Mr. St-Pierre Plamondon said he expects that the Canadian government, which permits dual citizenship, would likewise allow Quebeckers to keep their Canadian passports. Francophones living in other provinces would have access to an accelerated pathway to Quebec citizenship, he said.

The PQ Leader has been intermittently releasing the pillars of his plan for an independent country in recent months. He has previously said a sovereign Quebec would have its own currency.

The “national project,” a 42-page roadmap of the priorities of a PQ government, says that Quebec’s situation within Canada has deteriorated since the previous referendum, held in 1995.

“The country in which the people of Quebec can exist fully will be their own,” it reads.

The document’s policies aim to boost Quebec’s autonomy even before a vote on independence. The party is proposing to “reindustrialize” the economy by identifying imports that could be manufactured in the province, and to adopt a “buy Quebec” policy.

The PQ has promised to slash immigration, including by placing a moratorium on new economic immigrants. Instead, the party is proposing to select new permanent residents from among the temporary foreign workers and international students already in the province.

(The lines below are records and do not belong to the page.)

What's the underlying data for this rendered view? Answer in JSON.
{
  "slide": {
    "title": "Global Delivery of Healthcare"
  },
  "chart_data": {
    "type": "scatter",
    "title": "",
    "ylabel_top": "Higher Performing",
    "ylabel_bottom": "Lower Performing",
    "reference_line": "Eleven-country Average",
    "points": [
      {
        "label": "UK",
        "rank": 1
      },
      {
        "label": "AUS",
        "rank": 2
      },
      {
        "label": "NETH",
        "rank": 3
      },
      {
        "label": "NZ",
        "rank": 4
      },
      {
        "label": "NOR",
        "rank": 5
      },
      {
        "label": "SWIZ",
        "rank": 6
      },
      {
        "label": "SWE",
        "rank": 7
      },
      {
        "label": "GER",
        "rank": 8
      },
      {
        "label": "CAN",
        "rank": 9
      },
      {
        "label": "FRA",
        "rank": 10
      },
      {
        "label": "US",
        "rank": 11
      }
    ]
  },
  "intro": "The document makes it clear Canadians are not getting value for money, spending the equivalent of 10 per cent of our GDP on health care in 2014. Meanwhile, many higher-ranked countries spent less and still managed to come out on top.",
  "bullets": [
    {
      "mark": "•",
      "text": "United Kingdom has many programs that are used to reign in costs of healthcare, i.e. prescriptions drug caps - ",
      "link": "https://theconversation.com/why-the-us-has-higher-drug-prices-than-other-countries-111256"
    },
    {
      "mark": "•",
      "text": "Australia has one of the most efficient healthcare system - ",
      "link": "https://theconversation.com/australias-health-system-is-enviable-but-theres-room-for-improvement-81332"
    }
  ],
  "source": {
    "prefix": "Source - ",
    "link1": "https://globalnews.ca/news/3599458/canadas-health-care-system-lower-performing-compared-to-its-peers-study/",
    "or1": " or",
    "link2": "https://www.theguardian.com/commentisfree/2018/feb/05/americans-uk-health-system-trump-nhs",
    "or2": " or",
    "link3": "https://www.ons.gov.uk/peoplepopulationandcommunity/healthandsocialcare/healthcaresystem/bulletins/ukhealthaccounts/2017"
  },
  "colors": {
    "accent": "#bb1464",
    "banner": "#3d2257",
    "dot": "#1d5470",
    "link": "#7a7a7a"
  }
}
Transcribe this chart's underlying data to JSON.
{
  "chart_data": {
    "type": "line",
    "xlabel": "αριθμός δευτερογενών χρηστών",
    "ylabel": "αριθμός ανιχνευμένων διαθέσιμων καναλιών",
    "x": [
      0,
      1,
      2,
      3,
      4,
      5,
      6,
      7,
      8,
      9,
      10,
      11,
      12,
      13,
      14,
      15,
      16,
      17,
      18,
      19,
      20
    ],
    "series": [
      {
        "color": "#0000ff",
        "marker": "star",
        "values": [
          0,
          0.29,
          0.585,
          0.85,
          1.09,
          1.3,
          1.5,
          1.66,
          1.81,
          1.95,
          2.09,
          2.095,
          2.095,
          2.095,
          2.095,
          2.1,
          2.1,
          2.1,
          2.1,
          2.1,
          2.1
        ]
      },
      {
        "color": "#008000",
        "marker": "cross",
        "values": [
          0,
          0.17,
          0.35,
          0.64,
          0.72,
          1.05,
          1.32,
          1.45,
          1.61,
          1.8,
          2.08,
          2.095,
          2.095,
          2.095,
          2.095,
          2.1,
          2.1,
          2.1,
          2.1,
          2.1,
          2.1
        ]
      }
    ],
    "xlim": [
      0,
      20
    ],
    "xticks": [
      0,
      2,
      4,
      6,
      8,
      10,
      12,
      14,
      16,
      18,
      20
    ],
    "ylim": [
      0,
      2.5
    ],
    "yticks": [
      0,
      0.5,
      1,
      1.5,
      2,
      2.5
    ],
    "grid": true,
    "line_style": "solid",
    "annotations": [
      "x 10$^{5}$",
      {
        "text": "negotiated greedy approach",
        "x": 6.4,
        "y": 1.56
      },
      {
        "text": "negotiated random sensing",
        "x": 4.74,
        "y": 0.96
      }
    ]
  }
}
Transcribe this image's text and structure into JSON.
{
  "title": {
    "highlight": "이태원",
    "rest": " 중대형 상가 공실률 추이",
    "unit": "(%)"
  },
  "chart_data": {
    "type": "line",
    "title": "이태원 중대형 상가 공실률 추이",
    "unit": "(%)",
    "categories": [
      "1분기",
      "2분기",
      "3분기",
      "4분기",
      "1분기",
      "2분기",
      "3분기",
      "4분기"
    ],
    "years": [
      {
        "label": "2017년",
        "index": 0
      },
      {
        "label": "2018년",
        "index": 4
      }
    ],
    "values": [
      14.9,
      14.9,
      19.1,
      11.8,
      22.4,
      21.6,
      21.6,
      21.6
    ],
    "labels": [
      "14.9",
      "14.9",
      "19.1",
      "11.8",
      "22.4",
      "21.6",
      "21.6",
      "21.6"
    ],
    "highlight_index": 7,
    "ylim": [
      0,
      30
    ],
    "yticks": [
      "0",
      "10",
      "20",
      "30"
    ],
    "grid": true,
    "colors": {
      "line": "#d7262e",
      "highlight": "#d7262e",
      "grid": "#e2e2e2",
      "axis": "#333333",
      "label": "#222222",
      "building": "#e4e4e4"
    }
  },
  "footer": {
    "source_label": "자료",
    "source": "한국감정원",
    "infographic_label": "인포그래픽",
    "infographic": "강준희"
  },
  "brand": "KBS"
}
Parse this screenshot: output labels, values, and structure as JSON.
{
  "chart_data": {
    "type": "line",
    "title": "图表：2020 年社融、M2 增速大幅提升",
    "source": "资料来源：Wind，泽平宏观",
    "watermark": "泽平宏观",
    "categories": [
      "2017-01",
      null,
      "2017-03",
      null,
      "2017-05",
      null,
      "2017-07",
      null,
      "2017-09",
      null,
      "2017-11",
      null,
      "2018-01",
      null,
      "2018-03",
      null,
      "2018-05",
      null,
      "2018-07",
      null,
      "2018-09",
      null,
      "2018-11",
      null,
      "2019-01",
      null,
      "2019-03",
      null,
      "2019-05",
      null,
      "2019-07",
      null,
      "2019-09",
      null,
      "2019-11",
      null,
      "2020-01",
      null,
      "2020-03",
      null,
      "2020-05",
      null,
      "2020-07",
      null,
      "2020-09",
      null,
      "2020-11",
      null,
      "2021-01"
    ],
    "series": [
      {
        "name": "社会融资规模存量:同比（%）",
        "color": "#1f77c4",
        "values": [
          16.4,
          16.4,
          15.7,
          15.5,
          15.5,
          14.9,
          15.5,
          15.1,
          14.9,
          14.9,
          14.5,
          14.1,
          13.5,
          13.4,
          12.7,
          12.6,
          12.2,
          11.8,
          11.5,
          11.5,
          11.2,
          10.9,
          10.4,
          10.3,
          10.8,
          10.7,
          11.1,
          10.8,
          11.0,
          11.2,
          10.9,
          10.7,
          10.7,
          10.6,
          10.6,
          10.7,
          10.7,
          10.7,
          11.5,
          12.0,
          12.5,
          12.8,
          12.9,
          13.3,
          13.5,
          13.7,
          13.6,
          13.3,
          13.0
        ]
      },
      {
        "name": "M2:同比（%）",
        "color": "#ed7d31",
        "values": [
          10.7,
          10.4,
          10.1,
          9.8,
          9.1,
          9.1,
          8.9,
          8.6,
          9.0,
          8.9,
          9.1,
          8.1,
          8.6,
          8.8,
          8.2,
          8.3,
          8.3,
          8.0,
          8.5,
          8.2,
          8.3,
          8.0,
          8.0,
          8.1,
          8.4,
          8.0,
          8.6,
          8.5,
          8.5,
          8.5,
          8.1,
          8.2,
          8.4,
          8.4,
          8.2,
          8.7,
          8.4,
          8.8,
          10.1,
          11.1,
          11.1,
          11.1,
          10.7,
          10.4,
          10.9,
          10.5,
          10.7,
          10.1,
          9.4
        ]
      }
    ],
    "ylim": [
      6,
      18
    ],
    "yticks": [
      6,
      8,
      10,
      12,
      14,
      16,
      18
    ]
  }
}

The document also says the party would push for automation in sectors of the economy that experience labour shortages.

Mr. St-Pierre Plamondon is readying his party for the next provincial election, scheduled for October, at a time of upheaval in Quebec politics.

Premier François Legault announced his resignation on Jan. 14, kicking off a leadership race for the Coalition Avenir Québec. The Quebec Liberals are also in search of a new leader after former federal cabinet minister Pablo Rodriguez stepped down from the post in December amid a campaign-financing scandal.

The PQ has been leading in the polls for more than two years, despite having won just three seats in the previous election, in 2022. It has since won three consecutive by-elections.